造成以上问题的原因可能有很多,可以尝试定位一下:

  1. ErnieModel.from_pretrained 这里的输入可以试试到文件名为止,比如 /home1/lj/workspace/dprProject/Research/NLP/ACL2021-PAIR/checkpoint/marco_test_encoder/save_weights 后面不要跟.params (这是Paddle 2.x 的用法,1.x的用法是输入到目录地址为止),具体还是需要看 ErnieModel.from_pretrained 这里源码的接口是怎么定义的

  2. Paddle 1.x 和 2.x 保存的模型格式之间的确存在不兼容性,建议最好用 1.x 的版本来跑 1.x保存下来的模型,这个暂时没有办法解决,看是不是能找个2.x版本的模型格式吧。

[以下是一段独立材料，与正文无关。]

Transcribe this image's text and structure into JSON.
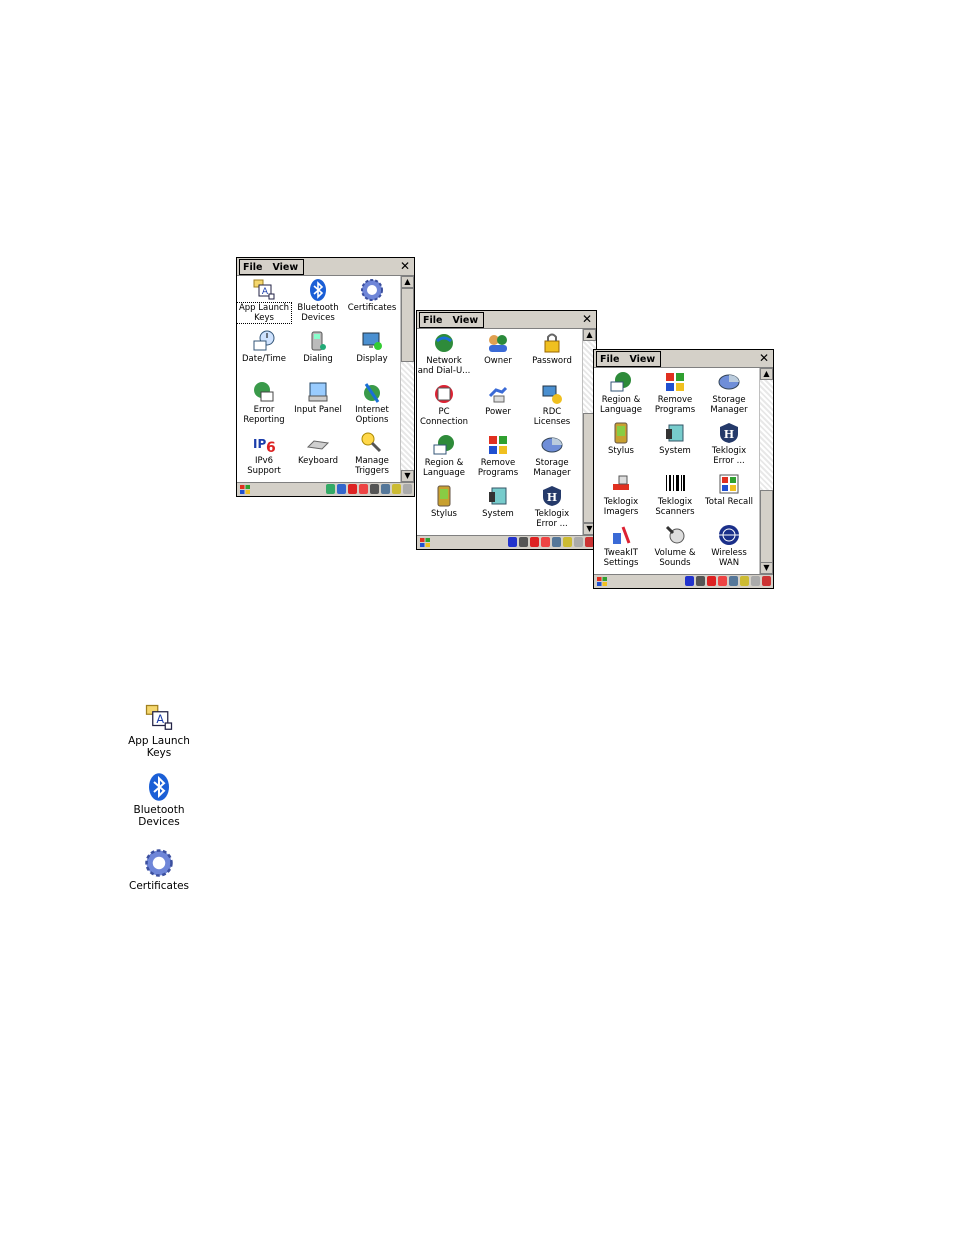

Memelank commented 2 years ago

@Memelank 请问您这里的模型代码使用的是PaddleNLP的代码吗?

造成以上问题的原因可能有很多,可以尝试定位一下:

  1. ErnieModel.from_pretrained 这里的输入可以试试到文件名为止,比如 /home1/lj/workspace/dprProject/Research/NLP/ACL2021-PAIR/checkpoint/marco_test_encoder/save_weights 后面不要跟.params (这是Paddle 2.x 的用法,1.x的用法是输入到目录地址为止),具体还是需要看 ErnieModel.from_pretrained 这里源码的接口是怎么定义的
  2. Paddle 1.x 和 2.x 保存的模型格式之间的确存在不兼容性,建议最好用 1.x 的版本来跑 1.x保存下来的模型,这个暂时没有办法解决,看是不是能找个2.x版本的模型格式吧。

谢谢您,我降低paddle版本试试好了